A list contains the idea of an ordered collection of similar things. For example a certain ordering of numbers, or a carpark at a certain moment of time, or my favourite tv series when I was young. The word “list” by itself doesn’t tell you as much as “list of vitam C content of various citrus fruits”. Programming languages have a word for this concept, they call it a parametrised type. List[Int] is a different type from List[String], although both are lists and have a certain ‘list’-iness. If a calculation should be performed on a List[Int], it probably won’t work when you try to perform it on a List[String]. (Exceptions would be calculations which are only interested in the ‘list’-iness, things like “length” or “are you empty?”)

Can we think of other parametrised types? Well, yes, there are quite a few. A standard example is an Option, which you can think of as a list which either contains one item or is empty. Another possibility is a Try, which you can think of as a box which either contains a value you hope to get, or an explanation as to what went wrong. Or there’s the Future, which is a box which doesn’t contain a value at the moment, but will do at a later date.

Now comes the interesting thing. If we have code that works on lists by calling the methods collect, map and flatmap, we could use the same code for dealing with Options and Futures and stuff if we found good definitions of these methods for those parametrised types. Let’s take the Option (which we’re thinking of as a list of zero or one element) as an example. Just to make juggling with Options easier, I’m going to call an empty Option None, and an Option which actually contains something Some(contents).

Monoid => just return contents, if it exists

Functor => perform the given function on contents if it exists. So the Option turns into Some(function applied to contents). If not, the Option remains as None.

Monad is a bit trickier. Remember with the list we applied a function which turned each element of the list into its own list? With an Option the corresponding function would be one that turned contents (if it exists) into Some(function applied to contents). Why would we want to do this? Well, let’s consider the case that the computation we want to perform may only return a value for certain inputs, like “which is the smallest room in your flat large enough to contain a whale”. The result may be a room, or (more likely) nothing. But this is exactly what an Option itself is — a wrapper around the uncertainty of the existence of something.

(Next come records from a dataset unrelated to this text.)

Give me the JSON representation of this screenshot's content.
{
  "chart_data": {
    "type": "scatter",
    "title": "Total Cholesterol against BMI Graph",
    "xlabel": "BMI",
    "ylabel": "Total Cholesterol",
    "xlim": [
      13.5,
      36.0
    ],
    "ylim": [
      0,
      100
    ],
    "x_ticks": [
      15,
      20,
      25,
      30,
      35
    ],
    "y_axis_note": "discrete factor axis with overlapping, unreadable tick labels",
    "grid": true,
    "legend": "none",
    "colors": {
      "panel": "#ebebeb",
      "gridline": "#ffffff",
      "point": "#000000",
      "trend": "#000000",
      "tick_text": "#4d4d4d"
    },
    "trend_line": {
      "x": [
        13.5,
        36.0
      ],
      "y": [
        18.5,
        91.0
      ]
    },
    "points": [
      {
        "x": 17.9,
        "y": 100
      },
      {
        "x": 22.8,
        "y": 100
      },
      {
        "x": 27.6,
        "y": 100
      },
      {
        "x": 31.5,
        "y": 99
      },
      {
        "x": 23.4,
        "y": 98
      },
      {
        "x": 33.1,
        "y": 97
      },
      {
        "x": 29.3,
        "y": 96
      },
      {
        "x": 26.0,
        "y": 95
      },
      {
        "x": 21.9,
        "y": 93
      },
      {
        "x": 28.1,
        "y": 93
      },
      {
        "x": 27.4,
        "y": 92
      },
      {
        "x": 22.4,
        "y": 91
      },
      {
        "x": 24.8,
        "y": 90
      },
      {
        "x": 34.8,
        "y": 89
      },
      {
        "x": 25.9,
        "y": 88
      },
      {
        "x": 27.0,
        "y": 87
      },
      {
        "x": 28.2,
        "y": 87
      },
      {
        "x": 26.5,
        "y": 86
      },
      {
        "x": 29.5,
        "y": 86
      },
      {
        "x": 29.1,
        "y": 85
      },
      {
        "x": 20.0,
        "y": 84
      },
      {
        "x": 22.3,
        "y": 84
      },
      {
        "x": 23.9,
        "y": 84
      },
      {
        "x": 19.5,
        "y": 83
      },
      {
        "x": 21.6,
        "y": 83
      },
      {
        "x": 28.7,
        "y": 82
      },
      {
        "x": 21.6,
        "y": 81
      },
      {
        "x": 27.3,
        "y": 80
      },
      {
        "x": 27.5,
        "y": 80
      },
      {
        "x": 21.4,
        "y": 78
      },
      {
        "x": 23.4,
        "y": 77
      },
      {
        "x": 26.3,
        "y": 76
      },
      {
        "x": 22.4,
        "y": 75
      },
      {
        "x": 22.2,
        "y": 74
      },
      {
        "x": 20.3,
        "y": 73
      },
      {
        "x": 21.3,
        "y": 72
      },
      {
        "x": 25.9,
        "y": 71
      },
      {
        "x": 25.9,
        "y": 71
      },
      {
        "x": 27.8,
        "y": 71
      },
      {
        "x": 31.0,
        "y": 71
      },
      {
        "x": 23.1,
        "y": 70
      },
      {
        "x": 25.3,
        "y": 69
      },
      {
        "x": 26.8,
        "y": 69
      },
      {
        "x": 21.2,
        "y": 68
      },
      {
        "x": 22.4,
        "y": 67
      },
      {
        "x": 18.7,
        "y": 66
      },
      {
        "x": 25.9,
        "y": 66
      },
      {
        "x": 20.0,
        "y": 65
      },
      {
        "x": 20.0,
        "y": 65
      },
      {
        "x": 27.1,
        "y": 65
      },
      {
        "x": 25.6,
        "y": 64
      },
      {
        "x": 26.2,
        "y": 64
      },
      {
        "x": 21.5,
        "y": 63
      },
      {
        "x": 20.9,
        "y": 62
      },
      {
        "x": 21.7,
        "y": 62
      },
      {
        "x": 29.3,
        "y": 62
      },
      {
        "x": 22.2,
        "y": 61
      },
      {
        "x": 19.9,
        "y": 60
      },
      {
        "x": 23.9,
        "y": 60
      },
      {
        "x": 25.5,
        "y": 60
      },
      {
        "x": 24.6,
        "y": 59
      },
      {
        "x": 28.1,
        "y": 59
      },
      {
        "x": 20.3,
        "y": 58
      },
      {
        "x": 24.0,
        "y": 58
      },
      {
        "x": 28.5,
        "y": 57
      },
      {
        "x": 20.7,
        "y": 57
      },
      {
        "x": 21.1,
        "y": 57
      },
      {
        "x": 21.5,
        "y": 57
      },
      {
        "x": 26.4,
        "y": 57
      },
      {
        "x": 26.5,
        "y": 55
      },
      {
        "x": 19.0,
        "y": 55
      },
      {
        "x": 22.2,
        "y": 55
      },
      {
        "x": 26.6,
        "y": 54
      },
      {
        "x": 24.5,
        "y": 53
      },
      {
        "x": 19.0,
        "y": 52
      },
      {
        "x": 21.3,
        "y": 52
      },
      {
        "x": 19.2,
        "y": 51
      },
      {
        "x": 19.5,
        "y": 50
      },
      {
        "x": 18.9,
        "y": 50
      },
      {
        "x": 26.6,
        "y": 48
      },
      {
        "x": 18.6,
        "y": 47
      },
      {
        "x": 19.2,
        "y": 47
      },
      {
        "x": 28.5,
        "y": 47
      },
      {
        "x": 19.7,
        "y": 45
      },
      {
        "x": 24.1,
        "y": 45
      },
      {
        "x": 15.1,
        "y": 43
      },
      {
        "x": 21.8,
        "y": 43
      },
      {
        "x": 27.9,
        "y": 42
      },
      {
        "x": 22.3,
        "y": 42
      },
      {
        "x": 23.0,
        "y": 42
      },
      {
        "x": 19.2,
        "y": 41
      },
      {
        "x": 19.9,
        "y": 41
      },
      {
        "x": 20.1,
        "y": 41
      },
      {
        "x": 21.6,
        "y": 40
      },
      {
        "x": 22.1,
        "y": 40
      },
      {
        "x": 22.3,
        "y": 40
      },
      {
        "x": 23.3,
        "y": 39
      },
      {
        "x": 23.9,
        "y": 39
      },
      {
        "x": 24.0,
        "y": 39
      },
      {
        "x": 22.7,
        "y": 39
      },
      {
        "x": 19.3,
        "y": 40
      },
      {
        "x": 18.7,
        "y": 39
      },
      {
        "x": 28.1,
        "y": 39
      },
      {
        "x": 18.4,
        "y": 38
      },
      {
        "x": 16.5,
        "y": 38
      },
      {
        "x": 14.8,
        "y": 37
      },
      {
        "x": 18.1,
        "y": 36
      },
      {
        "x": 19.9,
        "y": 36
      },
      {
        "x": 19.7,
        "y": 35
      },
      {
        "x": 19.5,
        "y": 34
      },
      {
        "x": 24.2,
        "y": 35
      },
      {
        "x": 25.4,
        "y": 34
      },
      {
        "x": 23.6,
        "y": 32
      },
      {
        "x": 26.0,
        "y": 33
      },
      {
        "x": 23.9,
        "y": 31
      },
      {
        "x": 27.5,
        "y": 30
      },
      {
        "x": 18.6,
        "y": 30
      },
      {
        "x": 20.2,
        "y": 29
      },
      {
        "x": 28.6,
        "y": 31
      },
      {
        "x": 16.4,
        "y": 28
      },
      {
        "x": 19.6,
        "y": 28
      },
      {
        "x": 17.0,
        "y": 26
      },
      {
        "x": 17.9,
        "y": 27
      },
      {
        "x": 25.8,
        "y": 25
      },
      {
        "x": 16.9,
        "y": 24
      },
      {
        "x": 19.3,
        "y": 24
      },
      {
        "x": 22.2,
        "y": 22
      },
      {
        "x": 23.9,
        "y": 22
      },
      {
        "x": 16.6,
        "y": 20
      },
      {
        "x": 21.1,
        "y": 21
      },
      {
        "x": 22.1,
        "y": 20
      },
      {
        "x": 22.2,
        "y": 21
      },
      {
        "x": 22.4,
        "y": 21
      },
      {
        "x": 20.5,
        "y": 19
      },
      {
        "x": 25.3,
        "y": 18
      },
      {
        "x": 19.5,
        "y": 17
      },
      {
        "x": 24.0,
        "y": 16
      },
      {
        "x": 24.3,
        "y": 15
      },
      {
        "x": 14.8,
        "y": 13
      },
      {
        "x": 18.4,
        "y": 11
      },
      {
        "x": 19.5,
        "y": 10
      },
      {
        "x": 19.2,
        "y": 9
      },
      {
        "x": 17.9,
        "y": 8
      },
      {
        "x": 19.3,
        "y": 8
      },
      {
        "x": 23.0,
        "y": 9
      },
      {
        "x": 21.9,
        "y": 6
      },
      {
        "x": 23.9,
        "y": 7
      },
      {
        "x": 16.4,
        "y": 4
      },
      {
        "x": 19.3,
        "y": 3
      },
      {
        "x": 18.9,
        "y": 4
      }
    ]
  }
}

So the monad allows us to chain computations or questions or functions which themselves return Options. Consider the following line of questioning, every step of which could return nothing:

1. Name the first animal you saw yesterday (could be None, if you stayed indoors all day)
2. Which is the smallest room in your house large enough to contain this animal (could be None, if you saw a whale yesterday morning)
3. What is the colour of the wallpaper in this room (could be None if the room doesn’t have wallpaper).

The result would be an either Some(yellow) or None. The important thing about the Option is that the chain of questioning will complete. It won’t get stuck somewhere not knowing what to do (for example, getting stuck at the second question because you didn’t see an animal yesterday so the question makes no sense). It will just record “no answer found” (i.e. None) and from then on record “no answer found” as the answer to any subsequent question.

That’s all from me for now. I may try to add stuff later :) Maybe some hints on what a language has to support in order to make monads and things easy to create and work with.